How To Cope With Holiday Problems


Though traveling is certainly a non-stop ticket to getting away from it all, some holidays suffer from unfortunate circumstances. Found yourself in a travel jam? Here are four common situations and the strategies for solving them.

1. You missed your flight. 

First, don’t panic. This situation has happened to nearly every frequent flier at least once, and while it’s certainly inconvenient, it’s not the end of the world. Once you reach the airport, head immediately for your airline’s ticket desk to inquire about the options. Depending on the carrier and circumstances, you could be booked on the next available flight with no additional charge. Be prepared: Some airlines no longer rebook without charging a fee or the full price of a new ticket. If this happens, try to chalk it up as a lesson learned, and move forward.

2. Your luggage didn’t make it.

You’ve been standing at the baggage carousel for an hour, and there’s still no sign of your suitcase. If you suspect your luggage didn’t make it on the flight — or took a trip of its own to another destination — head to the nearest kiosk to report the missing pieces. More often than not, your bags will make their way to you within the next few days, and most airlines deliver straight to your door any time of day or night. Make sure you know your carrier’s reimbursement policies; if your things never resurface, you could be entitled to compensation.

 3. Your hotel is overbooked or you can’t locate your reservation.

This one’s especially tricky; if every room is occupied, there’s not much you can do to secure a space. You can, however, take a few steps to get your money back or decrease the likelihood of the situation occurring at all. First, never travel without a printed copy of your confirmation. This will be invaluable to you if the reservation goes missing. Then, make sure you have the information for any online travel agency you used to book the rooms. If the hotel was overbooked due to the agency’s system, you’ll need to reach out to them for reimbursement. Lastly — and perhaps most importantly — always call 24 hours in advance of your departure date to confirm your reservations. This is the single best way to know before you go.

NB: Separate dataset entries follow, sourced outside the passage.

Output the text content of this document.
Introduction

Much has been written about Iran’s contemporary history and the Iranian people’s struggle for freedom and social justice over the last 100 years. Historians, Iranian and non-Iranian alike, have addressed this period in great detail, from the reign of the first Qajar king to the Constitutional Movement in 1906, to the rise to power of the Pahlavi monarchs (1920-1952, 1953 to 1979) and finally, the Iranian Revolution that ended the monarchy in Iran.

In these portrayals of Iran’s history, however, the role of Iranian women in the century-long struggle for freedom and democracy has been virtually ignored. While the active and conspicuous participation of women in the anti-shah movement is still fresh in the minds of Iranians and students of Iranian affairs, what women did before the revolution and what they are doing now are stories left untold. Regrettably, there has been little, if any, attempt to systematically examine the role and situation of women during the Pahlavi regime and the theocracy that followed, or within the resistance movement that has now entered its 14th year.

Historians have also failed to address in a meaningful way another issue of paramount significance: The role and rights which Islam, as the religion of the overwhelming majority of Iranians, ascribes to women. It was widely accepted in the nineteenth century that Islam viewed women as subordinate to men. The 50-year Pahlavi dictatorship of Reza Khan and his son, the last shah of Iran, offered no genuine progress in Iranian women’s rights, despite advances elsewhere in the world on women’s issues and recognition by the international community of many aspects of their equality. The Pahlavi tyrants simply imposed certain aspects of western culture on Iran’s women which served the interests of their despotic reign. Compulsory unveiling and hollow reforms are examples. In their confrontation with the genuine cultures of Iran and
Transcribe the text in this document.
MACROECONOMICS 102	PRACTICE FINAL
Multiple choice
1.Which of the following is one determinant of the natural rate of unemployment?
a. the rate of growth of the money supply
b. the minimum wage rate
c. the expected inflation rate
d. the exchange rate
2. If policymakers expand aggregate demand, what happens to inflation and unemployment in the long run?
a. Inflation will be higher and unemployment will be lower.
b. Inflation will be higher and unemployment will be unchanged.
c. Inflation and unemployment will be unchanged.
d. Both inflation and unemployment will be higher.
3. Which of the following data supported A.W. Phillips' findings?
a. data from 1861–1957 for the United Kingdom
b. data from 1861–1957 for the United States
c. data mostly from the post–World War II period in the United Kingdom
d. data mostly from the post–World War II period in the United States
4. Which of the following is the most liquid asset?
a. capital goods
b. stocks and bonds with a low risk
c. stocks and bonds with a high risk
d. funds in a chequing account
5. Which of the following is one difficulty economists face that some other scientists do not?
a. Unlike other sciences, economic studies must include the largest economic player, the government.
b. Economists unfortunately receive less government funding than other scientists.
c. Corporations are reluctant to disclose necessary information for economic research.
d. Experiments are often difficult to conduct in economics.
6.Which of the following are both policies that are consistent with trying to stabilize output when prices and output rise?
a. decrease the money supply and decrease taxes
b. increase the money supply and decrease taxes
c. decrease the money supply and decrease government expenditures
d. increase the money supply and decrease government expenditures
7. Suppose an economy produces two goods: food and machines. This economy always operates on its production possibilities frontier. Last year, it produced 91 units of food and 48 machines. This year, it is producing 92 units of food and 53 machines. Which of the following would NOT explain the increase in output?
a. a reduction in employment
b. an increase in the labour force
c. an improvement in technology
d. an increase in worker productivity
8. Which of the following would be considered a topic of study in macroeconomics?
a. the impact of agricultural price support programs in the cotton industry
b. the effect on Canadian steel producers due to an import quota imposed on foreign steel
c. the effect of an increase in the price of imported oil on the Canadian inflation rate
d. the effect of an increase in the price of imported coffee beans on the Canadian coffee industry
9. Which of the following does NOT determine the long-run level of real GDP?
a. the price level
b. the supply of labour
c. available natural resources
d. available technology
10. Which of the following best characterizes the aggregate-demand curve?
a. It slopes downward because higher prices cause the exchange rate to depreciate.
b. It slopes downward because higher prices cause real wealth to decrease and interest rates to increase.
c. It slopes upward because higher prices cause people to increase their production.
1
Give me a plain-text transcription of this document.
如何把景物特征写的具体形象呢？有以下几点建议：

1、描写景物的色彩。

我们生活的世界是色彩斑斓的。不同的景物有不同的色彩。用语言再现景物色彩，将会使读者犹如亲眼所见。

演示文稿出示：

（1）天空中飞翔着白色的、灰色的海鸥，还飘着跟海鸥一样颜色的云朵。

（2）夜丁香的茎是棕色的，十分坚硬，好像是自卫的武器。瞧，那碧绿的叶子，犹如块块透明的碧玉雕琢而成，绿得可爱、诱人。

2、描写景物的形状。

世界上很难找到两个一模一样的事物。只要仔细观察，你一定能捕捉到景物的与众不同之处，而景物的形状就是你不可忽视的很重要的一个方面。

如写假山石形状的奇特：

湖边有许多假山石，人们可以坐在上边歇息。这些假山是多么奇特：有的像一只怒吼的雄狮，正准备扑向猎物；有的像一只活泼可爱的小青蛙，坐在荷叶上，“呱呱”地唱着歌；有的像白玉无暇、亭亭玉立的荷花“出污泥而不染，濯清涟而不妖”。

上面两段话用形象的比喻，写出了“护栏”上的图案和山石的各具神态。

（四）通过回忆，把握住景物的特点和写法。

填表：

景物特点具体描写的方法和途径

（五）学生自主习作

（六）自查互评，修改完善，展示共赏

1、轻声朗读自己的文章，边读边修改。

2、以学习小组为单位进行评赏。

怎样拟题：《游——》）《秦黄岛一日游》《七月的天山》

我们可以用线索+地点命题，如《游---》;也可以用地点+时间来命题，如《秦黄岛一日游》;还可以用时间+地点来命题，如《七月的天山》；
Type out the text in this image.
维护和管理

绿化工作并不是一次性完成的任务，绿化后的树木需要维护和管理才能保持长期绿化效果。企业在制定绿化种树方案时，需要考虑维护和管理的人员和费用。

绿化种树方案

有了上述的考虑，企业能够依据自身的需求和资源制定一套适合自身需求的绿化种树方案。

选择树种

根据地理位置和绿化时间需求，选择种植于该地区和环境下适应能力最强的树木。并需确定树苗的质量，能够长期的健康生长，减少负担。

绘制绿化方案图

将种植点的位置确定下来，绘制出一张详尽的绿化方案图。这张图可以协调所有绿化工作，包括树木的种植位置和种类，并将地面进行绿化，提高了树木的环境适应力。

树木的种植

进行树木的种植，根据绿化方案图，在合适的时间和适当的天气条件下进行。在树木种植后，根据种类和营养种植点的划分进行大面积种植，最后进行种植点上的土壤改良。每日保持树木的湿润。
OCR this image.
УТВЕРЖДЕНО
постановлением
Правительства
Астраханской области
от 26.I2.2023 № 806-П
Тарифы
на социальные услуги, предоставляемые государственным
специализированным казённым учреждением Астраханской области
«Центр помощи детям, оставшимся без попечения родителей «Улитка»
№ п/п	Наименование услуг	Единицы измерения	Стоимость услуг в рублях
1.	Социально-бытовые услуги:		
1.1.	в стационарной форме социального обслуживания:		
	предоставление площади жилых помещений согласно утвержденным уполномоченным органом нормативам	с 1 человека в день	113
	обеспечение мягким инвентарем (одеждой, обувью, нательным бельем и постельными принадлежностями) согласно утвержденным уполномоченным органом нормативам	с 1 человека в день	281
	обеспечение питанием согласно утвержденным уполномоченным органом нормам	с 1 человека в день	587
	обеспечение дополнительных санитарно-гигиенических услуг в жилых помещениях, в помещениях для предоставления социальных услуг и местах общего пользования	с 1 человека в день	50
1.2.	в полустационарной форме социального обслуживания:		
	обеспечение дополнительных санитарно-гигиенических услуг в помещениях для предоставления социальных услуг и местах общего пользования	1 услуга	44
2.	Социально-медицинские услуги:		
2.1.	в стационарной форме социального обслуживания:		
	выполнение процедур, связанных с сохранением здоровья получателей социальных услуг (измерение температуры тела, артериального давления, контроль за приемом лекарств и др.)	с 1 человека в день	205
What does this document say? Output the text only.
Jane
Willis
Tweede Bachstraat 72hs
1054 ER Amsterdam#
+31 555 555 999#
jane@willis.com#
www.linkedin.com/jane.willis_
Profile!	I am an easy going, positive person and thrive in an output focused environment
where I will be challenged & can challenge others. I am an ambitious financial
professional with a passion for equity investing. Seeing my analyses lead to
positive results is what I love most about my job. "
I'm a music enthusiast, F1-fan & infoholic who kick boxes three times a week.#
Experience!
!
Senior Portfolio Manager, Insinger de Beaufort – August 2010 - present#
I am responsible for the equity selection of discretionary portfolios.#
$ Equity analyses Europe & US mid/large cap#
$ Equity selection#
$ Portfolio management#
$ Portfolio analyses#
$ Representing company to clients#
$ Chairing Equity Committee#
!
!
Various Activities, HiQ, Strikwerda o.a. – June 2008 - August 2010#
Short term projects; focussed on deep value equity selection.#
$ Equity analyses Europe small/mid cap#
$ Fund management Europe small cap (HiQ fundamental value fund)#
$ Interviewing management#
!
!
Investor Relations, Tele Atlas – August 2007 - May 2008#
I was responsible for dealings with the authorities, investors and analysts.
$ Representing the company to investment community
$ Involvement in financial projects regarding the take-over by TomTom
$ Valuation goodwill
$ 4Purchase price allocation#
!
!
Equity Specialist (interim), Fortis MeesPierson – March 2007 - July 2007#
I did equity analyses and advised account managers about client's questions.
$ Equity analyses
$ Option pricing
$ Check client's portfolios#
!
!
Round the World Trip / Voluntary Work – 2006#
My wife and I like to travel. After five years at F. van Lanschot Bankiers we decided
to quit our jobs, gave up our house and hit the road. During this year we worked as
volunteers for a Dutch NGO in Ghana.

 4. You’ve been pick-pocketed.

Losing valuable items on the road is a traveler’s worst nightmare, but it’s happened to tourists in nearly every destination. If your passport, money or credit card has been stolen, notify the local authorities immediately. Though you might not have your things returned, filling out a report is an important first step. Then, head to your consulate or embassy immediately to begin the paperwork necessary to get a new passport, and call your credit card company to get your card cancelled.